Note: in the following State(Heuristic)

Nodes ordered by smallest->highest(heuristic)

{ A(6) } -> Pop A

{ B(4), D(4.5), C(5) } -> Pop B

{ F(2), E(3), D(4.5), C(5) } -> Pop F

{ H(0), E(3), D(4.5), C(5) } -> Pop H

Goal reached.

_

b)

Note: in the following State(Dist Travelled So Far, Heuristic)

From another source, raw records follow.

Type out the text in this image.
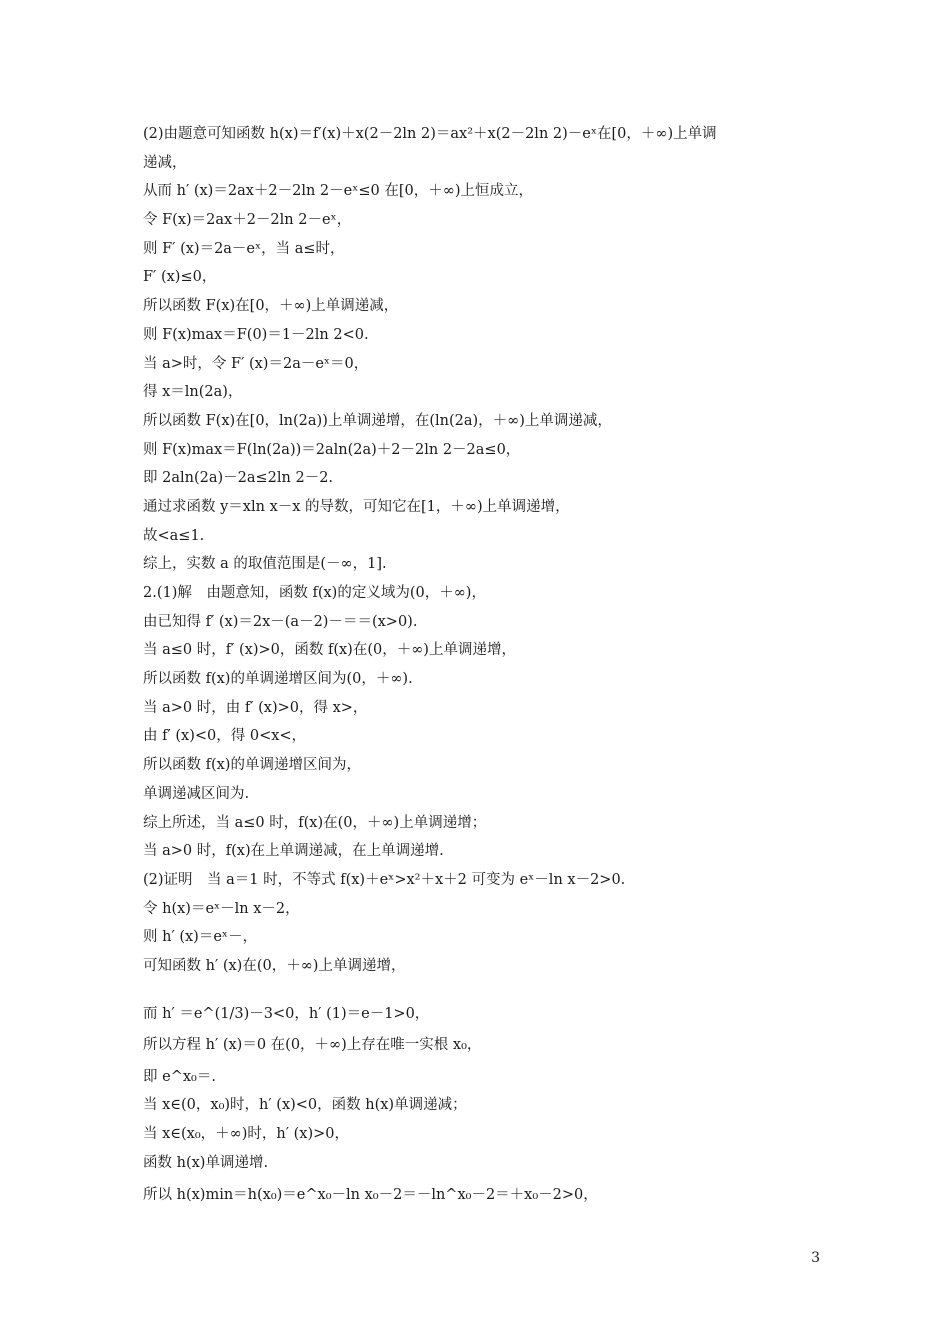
(2)由题意可知函数 h(x)＝f′(x)＋x(2－2ln 2)＝ax²＋x(2－2ln 2)－eˣ在[0，＋∞)上单调
递减，
从而 h′ (x)＝2ax＋2－2ln 2－eˣ≤0 在[0，＋∞)上恒成立，
令 F(x)＝2ax＋2－2ln 2－eˣ，
则 F′ (x)＝2a－eˣ，当 a≤时，
F′ (x)≤0，
所以函数 F(x)在[0，＋∞)上单调递减，
则 F(x)max＝F(0)＝1－2ln 2<0.
当 a>时，令 F′ (x)＝2a－eˣ＝0，
得 x＝ln(2a)，
所以函数 F(x)在[0，ln(2a))上单调递增，在(ln(2a)，＋∞)上单调递减，
则 F(x)max＝F(ln(2a))＝2aln(2a)＋2－2ln 2－2a≤0，
即 2aln(2a)－2a≤2ln 2－2.
通过求函数 y＝xln x－x 的导数，可知它在[1，＋∞)上单调递增，
故<a≤1.
综上，实数 a 的取值范围是(－∞，1].
2.(1)解　由题意知，函数 f(x)的定义域为(0，＋∞)，
由已知得 f′ (x)＝2x－(a－2)－＝＝(x>0).
当 a≤0 时，f′ (x)>0，函数 f(x)在(0，＋∞)上单调递增，
所以函数 f(x)的单调递增区间为(0，＋∞).
当 a>0 时，由 f′ (x)>0，得 x>，
由 f′ (x)<0，得 0<x<，
所以函数 f(x)的单调递增区间为，
单调递减区间为.
综上所述，当 a≤0 时，f(x)在(0，＋∞)上单调递增；
当 a>0 时，f(x)在上单调递减，在上单调递增.
(2)证明　当 a＝1 时，不等式 f(x)＋eˣ>x²＋x＋2 可变为 eˣ－ln x－2>0.
令 h(x)＝eˣ－ln x－2，
则 h′ (x)＝eˣ－，
可知函数 h′ (x)在(0，＋∞)上单调递增，
而 h′ ＝e^(1/3)－3<0，h′ (1)＝e－1>0，
所以方程 h′ (x)＝0 在(0，＋∞)上存在唯一实根 x₀，
即 e^x₀＝.
当 x∈(0，x₀)时，h′ (x)<0，函数 h(x)单调递减；
当 x∈(x₀，＋∞)时，h′ (x)>0，
函数 h(x)单调递增.
所以 h(x)min＝h(x₀)＝e^x₀－ln x₀－2＝－ln^x₀－2＝＋x₀－2>0，
3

Nodes ordered by smallest->highest(Dist Travelled + Heuristic)

{ A(0, 6) } -> Pop A

{ C(1.2, 5), B(3, 4), D(3.7, 4.5) } -> Pop C

{ B(3, 4), F(4.6, 2), D(3.7, 4.5) } -> Pop B

{ F(4.6, 2), E(4.3, 3), D(3.7, 4.5) } -> Pop F

{ H(6.6,0), E(4.3, 3), D(3.7, 4.5) } -> Pop H

Goal Reached.

_

**5.**

a) A* is only guaranteed to find an optimal path through the graph when using an admissible (optimistic) heuristic. If Dijkstra's algorithm specifies a heuristic value of 0 for all nodes, but node transitions can have a negative value, it is possible for the heuristic of 0 to actually be GREATER than the path cost. In this case, the heuristic will not be admissible and the proof for A* will not apply.

_

b)

if

`f(goal) = g(goal) + h(goal) = C`

then

`f(n) = g(n) + h(n) <= C`

we see that

`a * f(n) <= a * C`

and

`a * f(n) <= a * g(n) + a * h(n)`

and we know that

`f'(n) = g(n) + a * h(n)`

if

`a >= 1, g(n) >= 0, h(n) >= 0`

then we see

`g(n) + a * h(n) <= a * g(n) + a * h(n)`

and therefore

`f'(n) <= a*C`

Therefore the upper bound of f'(n) is a*C

The optimal path and therefore lower bound of f'(n) is found when considering pure A*. This cost is C as given.

therefore the bound of f'(n) is (C .. a*C)

_

c)

Useful for when you want to have an easily tweakable relaxation parameter. By setting alpha equal to 1 the algorithm becomes A*, by increasing alpha beyond 1 the constraints of the algorithm are less strictly enforced, which may reduce the number of nodes explored without ensuring that the path found is optimal.

_

d)

To prove that you have found the optimal path, you must examine all nodes with a function value (g(n) + h(n)) less than or equal to the actual optimal path length from the start to the goal (where h(n) is admissable). By arbitrarily missing some of these nodes, you cannot confirm that the optimal path has been found. For example, what if a node on the optimal path is being ignored? Unless there is an equal length alternative path, the optimal path has been missed.

_

e)

To lessen the strictness around the constraints of a heuristic. For example, you can relax an admissable heuristic in a graph search by allowing heuristic values that are slightly larger than the actual cost of traversing two nodes.